Wolya heißt Wille. „Wolya macht sich gut. Sie ist kostengünstig, unter 10.000 Euro“, erklärt er. Der Kostenfaktor sei wichtig. „Nehmen wir zum Beispiel eine deutsche Variante, die wir auch getestet haben. Hervorragende Ingenieurskunst, aber zu kompliziert und zu aufwändig. Gut für einen Anti-Terror-Einsatz im Flughafen. Aber im Donbas nicht geländegängig genug. Und mit rund 200.000 Euro einfach zu teuer“, führt der 28-Jährige aus. Der Soldat erinnert daran, dass Drohnen aus der Luft erfolgreich die Bodendrohnen angreifen. „Auch deswegen brauchen wir einfache und in Massen produzierte UGVs.“

Dann führt er noch zu einer Bodendrohne, die als Pfadfinder dient. Klein und wendig und mit Heubüscheln getarnt. „Die Drohne zeigt uns, was am Boden passiert. Was aus der Vogelperspektive der Aufklärungsdrohnen nicht zu sehen ist“, führt der 28-Jährige aus. Gerade die Nebel im November und Dezember sind für die Aufklärung eine Herausforderung. „Wir sind mit unseren Truppen in der Unterzahl, Kamikaze-Drohnen helfen, das auszugleichen. Doch wie in Pokrowsk kann das eine dicke Nebelwand erschweren“, fügt Andriy hinzu. Dann kommt ein Anruf aus der Kommandozentrale, Andriy wird angefragt.

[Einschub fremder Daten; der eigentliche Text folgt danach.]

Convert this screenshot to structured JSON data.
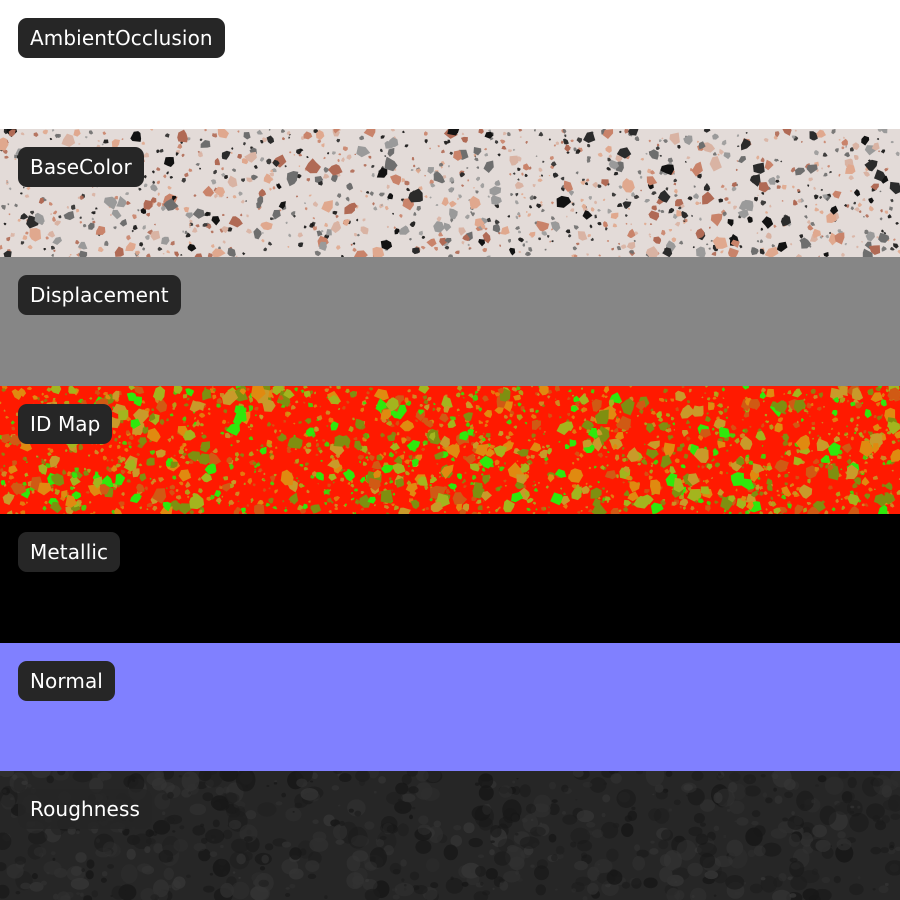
{
  "maps": [
    {
      "label": "AmbientOcclusion",
      "texture": "flat",
      "base": "#ffffff"
    },
    {
      "label": "BaseColor",
      "texture": "terrazzo",
      "base": "#e3dbd8",
      "chips": [
        "#c9836a",
        "#b06a55",
        "#e0a88e",
        "#2b2b2b",
        "#6e6e6e",
        "#9a9a9a",
        "#d9b3a3",
        "#121212"
      ]
    },
    {
      "label": "Displacement",
      "texture": "flat",
      "base": "#868686"
    },
    {
      "label": "ID Map",
      "texture": "idmap",
      "base": "#ff1a00",
      "chips": [
        "#c99a2a",
        "#e08a10",
        "#a3b51e",
        "#2fe80c",
        "#d05a14",
        "#7f8f10"
      ]
    },
    {
      "label": "Metallic",
      "texture": "flat",
      "base": "#000000"
    },
    {
      "label": "Normal",
      "texture": "flat",
      "base": "#8080ff"
    },
    {
      "label": "Roughness",
      "texture": "speckle",
      "base": "#262626",
      "chips": [
        "#1c1c1c",
        "#303030",
        "#171717",
        "#353535"
      ]
    }
  ]
}
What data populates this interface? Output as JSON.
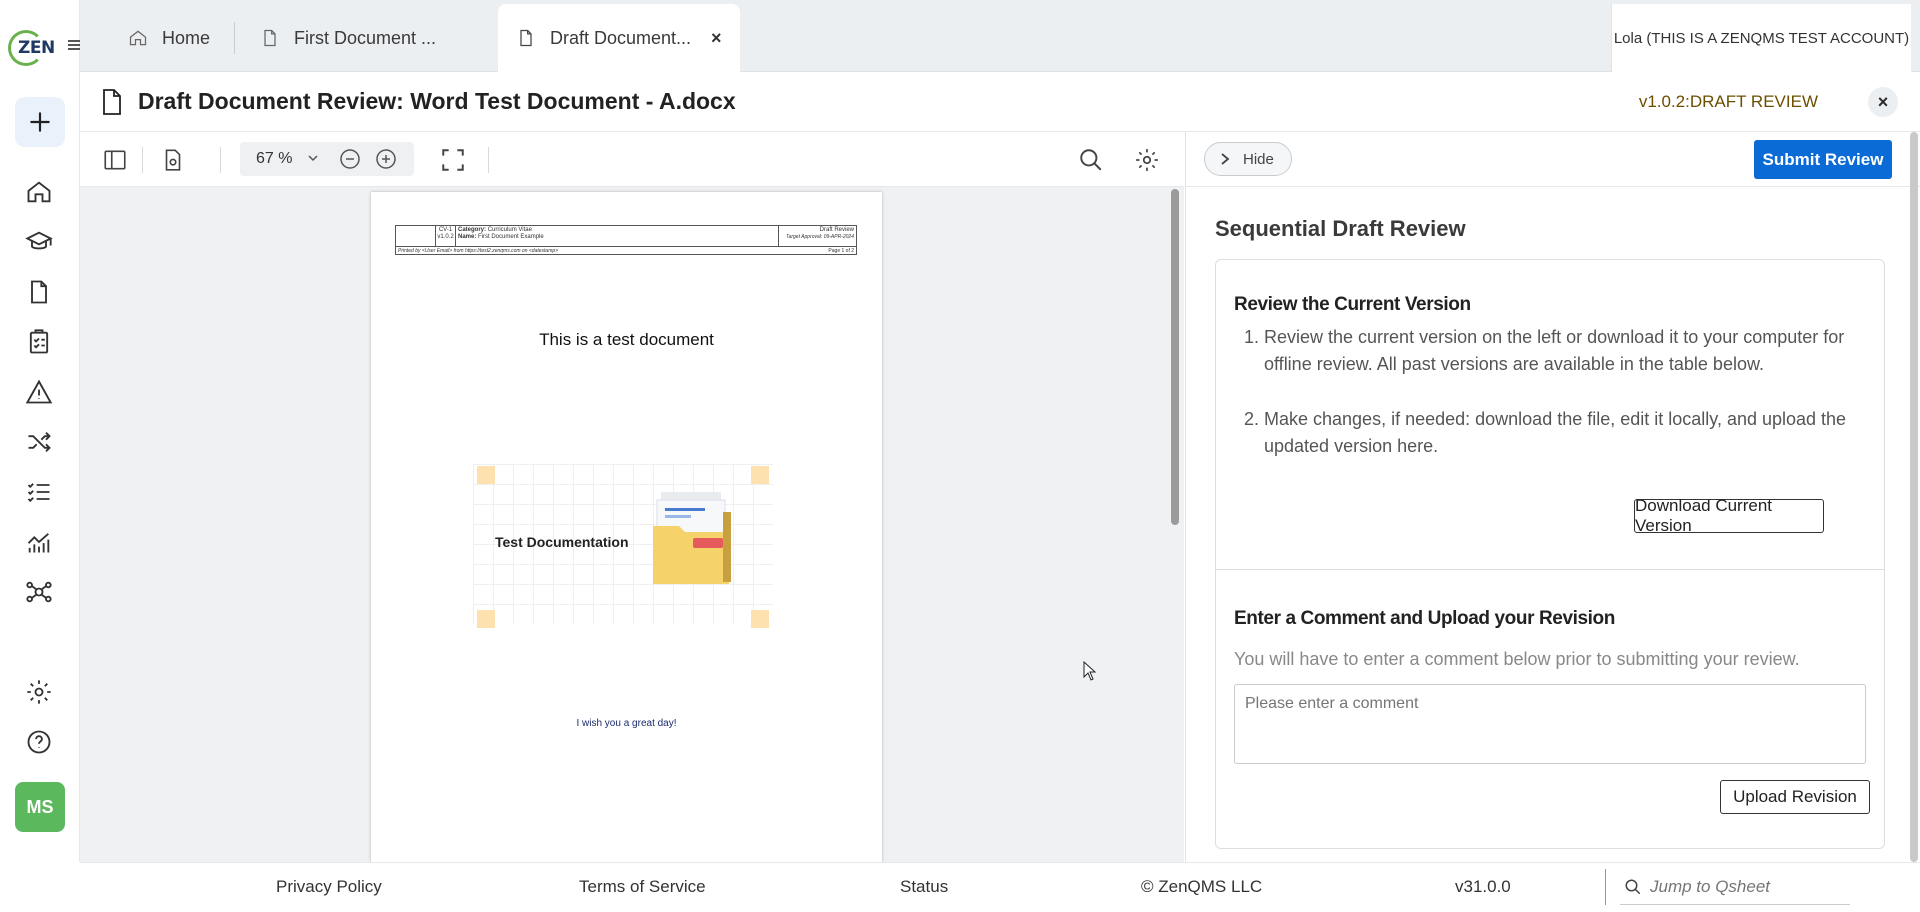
{
  "app": {
    "logo_text": "ZEN",
    "avatar_initials": "MS",
    "account_label": "Lola (THIS IS A ZENQMS TEST ACCOUNT)"
  },
  "tabs": [
    {
      "label": "Home"
    },
    {
      "label": "First Document ..."
    },
    {
      "label": "Draft Document..."
    }
  ],
  "header": {
    "title": "Draft Document Review: Word Test Document - A.docx",
    "version": "v1.0.2:DRAFT REVIEW"
  },
  "viewer": {
    "zoom": "67 %"
  },
  "document": {
    "hdr_id": "CV-1",
    "hdr_version": "v1.0.2",
    "hdr_category_label": "Category:",
    "hdr_category": "Curriculum Vitae",
    "hdr_name_label": "Name:",
    "hdr_name": "First Document Example",
    "hdr_status": "Draft Review",
    "hdr_target": "Target Approval: 09-APR-2024",
    "hdr_printed": "Printed by <User Email> from https://test2.zenqms.com on <datestamp>",
    "hdr_page": "Page 1 of 2",
    "title": "This is a test document",
    "illustration_label": "Test Documentation",
    "footer_text": "I wish you a great day!"
  },
  "panel": {
    "hide_label": "Hide",
    "submit_label": "Submit Review",
    "heading": "Sequential Draft Review",
    "section1_title": "Review the Current Version",
    "steps": [
      {
        "num": "1.",
        "text": "Review the current version on the left or download it to your computer for offline review. All past versions are available in the table below."
      },
      {
        "num": "2.",
        "text": "Make changes, if needed: download the file, edit it locally, and upload the updated version here."
      }
    ],
    "download_label": "Download Current Version",
    "section2_title": "Enter a Comment and Upload your Revision",
    "section2_desc": "You will have to enter a comment below prior to submitting your review.",
    "comment_placeholder": "Please enter a comment",
    "upload_label": "Upload Revision"
  },
  "footer": {
    "privacy": "Privacy Policy",
    "terms": "Terms of Service",
    "status": "Status",
    "copyright": "© ZenQMS LLC",
    "version": "v31.0.0",
    "jump_placeholder": "Jump to Qsheet"
  },
  "colors": {
    "primary": "#0a6ad6",
    "brand_green": "#6ab04c",
    "avatar_green": "#5cb85c",
    "version_text": "#6b4f00"
  }
}
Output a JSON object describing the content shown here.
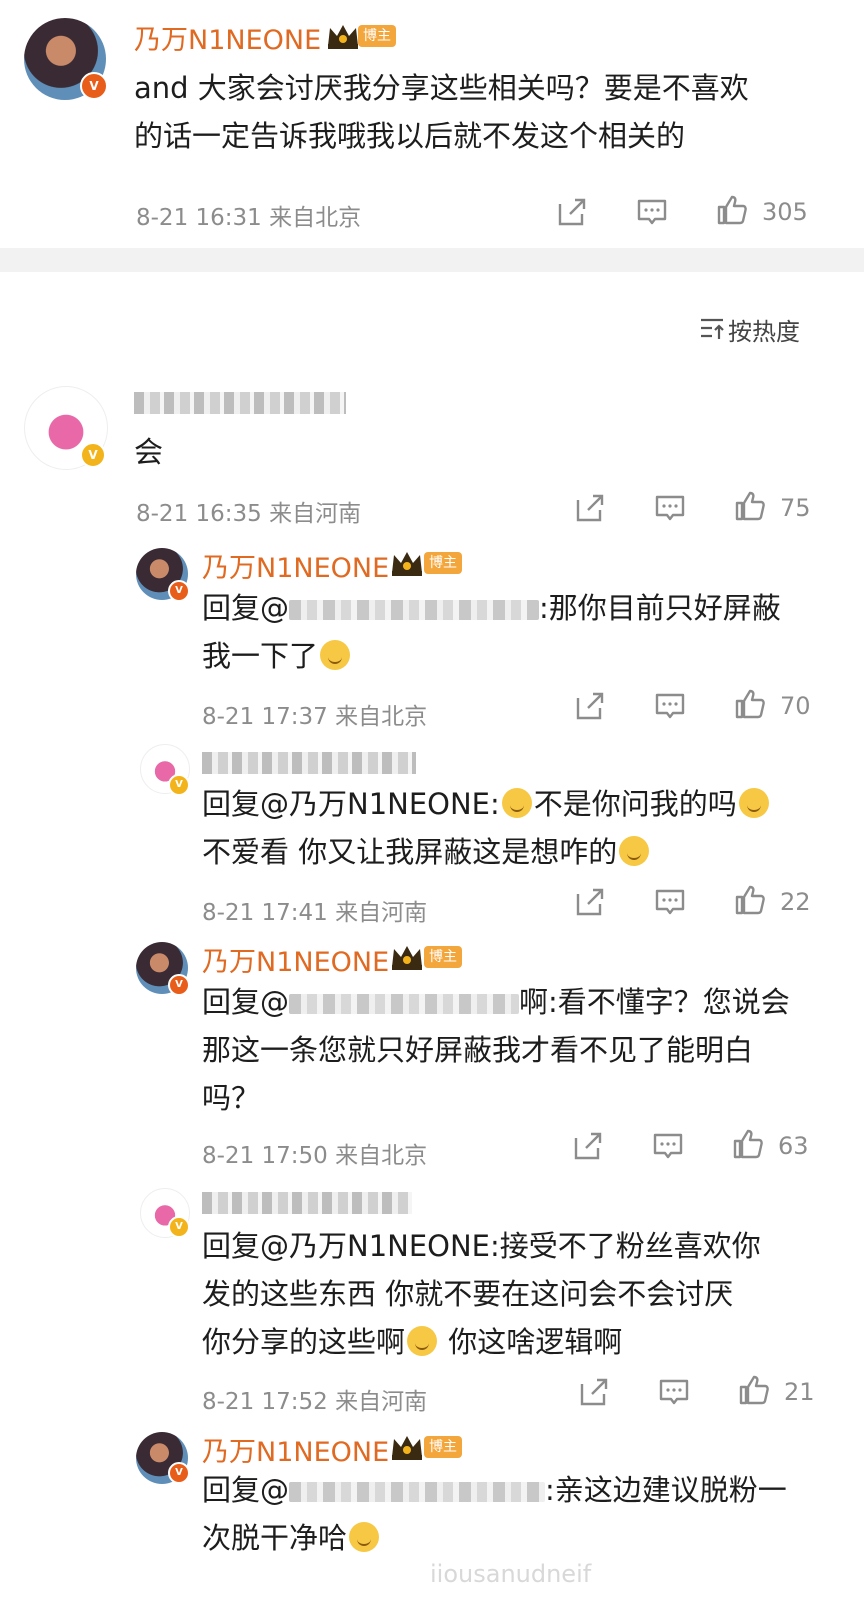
{
  "post": {
    "author": "乃万N1NEONE",
    "tag": "博主",
    "text_line1": "and 大家会讨厌我分享这些相关吗？要是不喜欢",
    "text_line2": "的话一定告诉我哦我以后就不发这个相关的",
    "meta": "8-21 16:31 来自北京",
    "likes": "305"
  },
  "sort": {
    "label": "按热度",
    "icon": "sort-icon"
  },
  "comments": [
    {
      "text": "会",
      "meta": "8-21 16:35 来自河南",
      "likes": "75"
    },
    {
      "author": "乃万N1NEONE",
      "tag": "博主",
      "prefix": "回复@",
      "text_line1_end": ":那你目前只好屏蔽",
      "text_line2": "我一下了",
      "meta": "8-21 17:37 来自北京",
      "likes": "70"
    },
    {
      "text_line1_a": "回复@乃万N1NEONE:",
      "text_line1_b": "不是你问我的吗",
      "text_line2": "不爱看 你又让我屏蔽这是想咋的",
      "meta": "8-21 17:41 来自河南",
      "likes": "22"
    },
    {
      "author": "乃万N1NEONE",
      "tag": "博主",
      "prefix": "回复@",
      "text_line1_end": "啊:看不懂字？您说会",
      "text_line2": "那这一条您就只好屏蔽我才看不见了能明白",
      "text_line3": "吗？",
      "meta": "8-21 17:50 来自北京",
      "likes": "63"
    },
    {
      "text_line1": "回复@乃万N1NEONE:接受不了粉丝喜欢你",
      "text_line2": "发的这些东西 你就不要在这问会不会讨厌",
      "text_line3_a": "你分享的这些啊",
      "text_line3_b": " 你这啥逻辑啊",
      "meta": "8-21 17:52 来自河南",
      "likes": "21"
    },
    {
      "author": "乃万N1NEONE",
      "tag": "博主",
      "prefix": "回复@",
      "text_line1_end": ":亲这边建议脱粉一",
      "text_line2": "次脱干净哈"
    }
  ],
  "watermark": "iiousanudneif",
  "colors": {
    "name": "#e06a22",
    "tag": "#f3a63b",
    "meta": "#8c8c8c"
  }
}
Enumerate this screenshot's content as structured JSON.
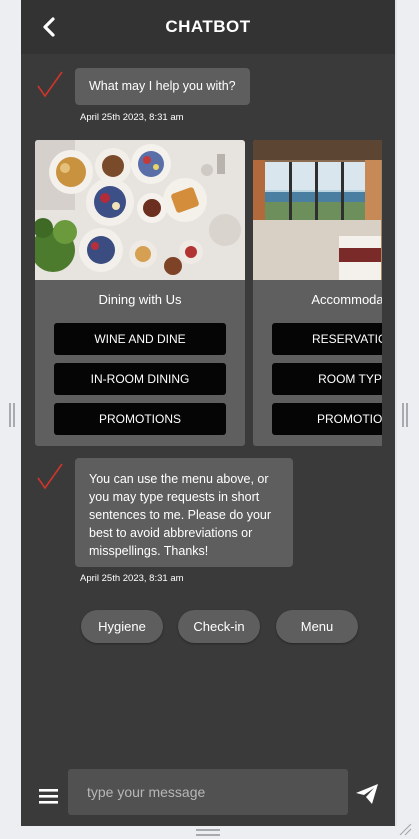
{
  "header": {
    "title": "CHATBOT"
  },
  "messages": [
    {
      "text": "What may I help you with?",
      "timestamp": "April 25th 2023, 8:31 am"
    },
    {
      "text": "You can use the menu above, or you may type requests in short sentences to me. Please do your best to avoid abbreviations or misspellings. Thanks!",
      "timestamp": "April 25th 2023, 8:31 am"
    }
  ],
  "cards": [
    {
      "title": "Dining with Us",
      "buttons": [
        "WINE AND DINE",
        "IN-ROOM DINING",
        "PROMOTIONS"
      ]
    },
    {
      "title": "Accommodation",
      "buttons": [
        "RESERVATIONS",
        "ROOM TYPES",
        "PROMOTIONS"
      ]
    }
  ],
  "quick_replies": [
    "Hygiene",
    "Check-in",
    "Menu"
  ],
  "composer": {
    "placeholder": "type your message"
  },
  "colors": {
    "background": "#3a3a3a",
    "header": "#333333",
    "bubble": "#5e5e5e",
    "check": "#d0342c"
  },
  "icons": {
    "back": "chevron-left-icon",
    "avatar": "check-mark-icon",
    "menu": "hamburger-icon",
    "send": "paper-plane-icon"
  }
}
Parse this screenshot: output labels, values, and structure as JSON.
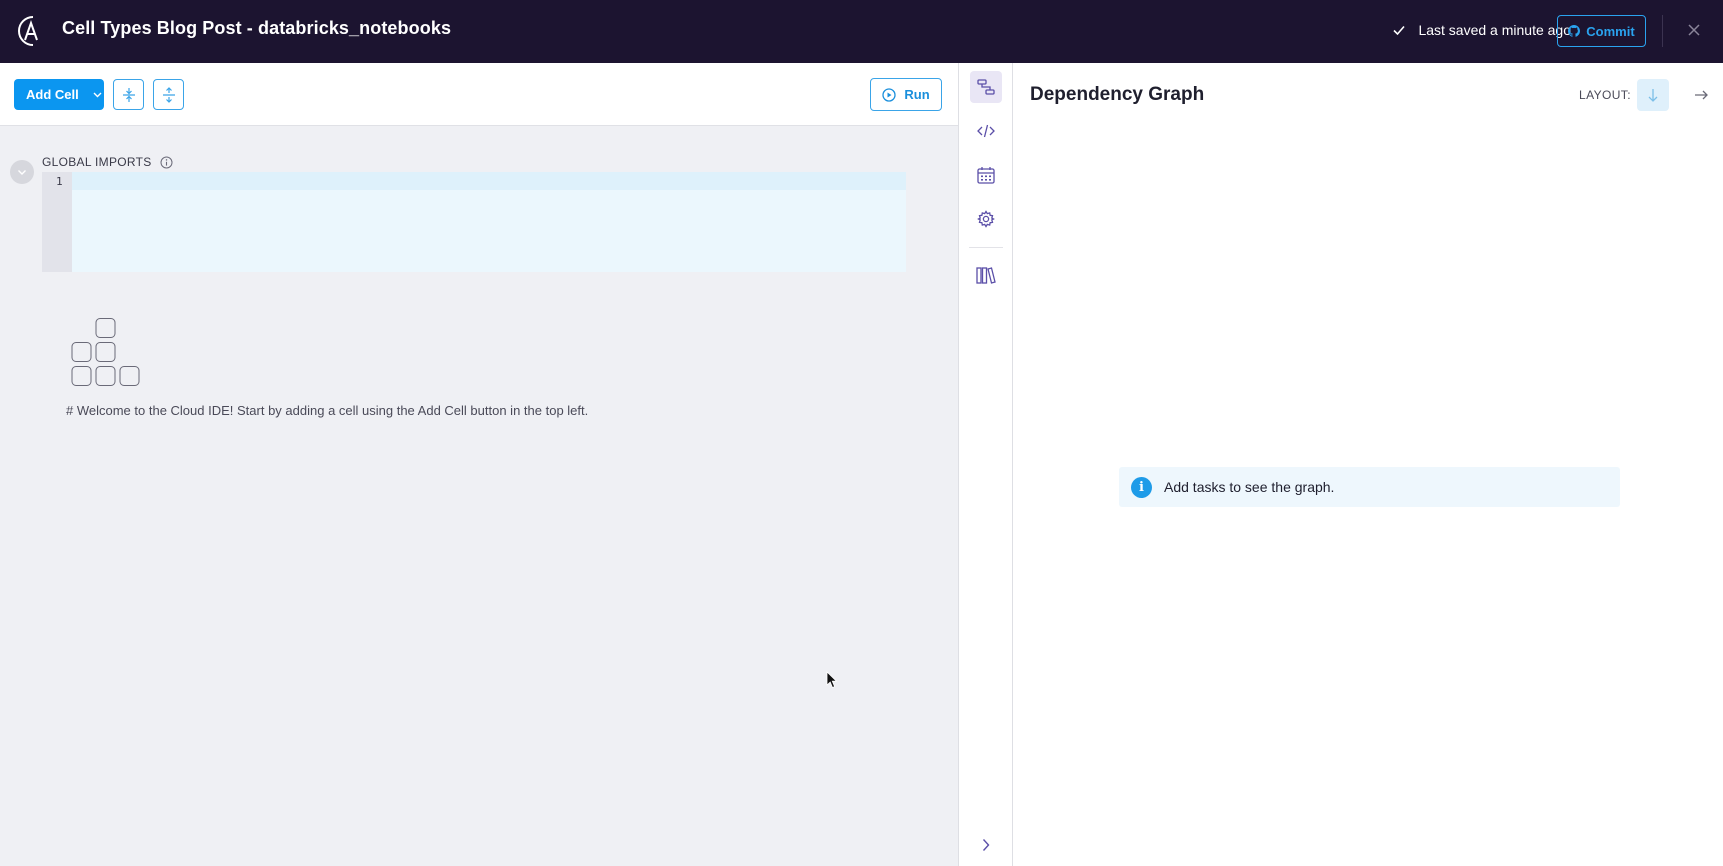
{
  "header": {
    "title": "Cell Types Blog Post - databricks_notebooks",
    "saved_status": "Last saved a minute ago",
    "commit_label": "Commit",
    "icons": [
      "astronomer-logo",
      "check-icon",
      "github-icon",
      "close-icon"
    ]
  },
  "toolbar": {
    "add_cell_label": "Add Cell",
    "run_label": "Run",
    "icons": [
      "chevron-down-icon",
      "collapse-all-icon",
      "expand-all-icon",
      "play-circle-icon"
    ]
  },
  "global_imports": {
    "label": "GLOBAL IMPORTS",
    "line_number": "1",
    "code": ""
  },
  "empty_state": {
    "message": "# Welcome to the Cloud IDE! Start by adding a cell using the Add Cell button in the top left."
  },
  "rail": {
    "items": [
      "graph-icon",
      "code-icon",
      "calendar-icon",
      "gear-icon",
      "library-icon"
    ],
    "active": "graph-icon",
    "bottom": "chevron-right-icon"
  },
  "graph_panel": {
    "title": "Dependency Graph",
    "layout_label": "LAYOUT:",
    "info_icon": "i",
    "info_message": "Add tasks to see the graph."
  },
  "colors": {
    "header_bg": "#1c1430",
    "accent": "#0b96f0",
    "editor_bg": "#ebf7fd",
    "pane_bg": "#eff0f4"
  }
}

Mittlerweile bricht die Dunkelheit herein. In ihrem Schutz schicken die Ukrainer ihre Bodendrohnen ins Kampfgebiet. Die Kommandozentrale befindet sich im nahen Kramatorsk. Ein schmuckloser, großer Raum mit einem halben Dutzend Großbildschirmen. Auf einem sieht man den Lichtpegel einer Bodendrohne, die kaum schneller als im Schritttempo über Feldwege rattert. Geladen hat sie Munition und Lebensmittel. Zwei Stunden dauert die Fahrt. Dann sieht man im Lichtpegel eine kleine Kate, ein Hütte, ähnlich der von Andriy. Eine Tür wird aufgerissen, zwei Soldaten laden im Eiltempo ab. Man sieht sie schemenhaft durch das Licht huschen. Dann steht ein Mann vor der Kamera und zeigt mit dem rechten Zeigefinger eine Drehung an. Die Drohne kann zurückkehren. Später werden weitere Drohnen Verwundete von der Front evakuieren. „Unsere Bodendrohnen retten Leben. Das ist ihre Hauptaufgabe. Es ist gut, daran mitzuarbeiten“, erklärt Andrij nicht ohne Stolz. Vielleicht hätte eine Bodendrohne seinen Bruder vor der schweren Verwundung bewahrt.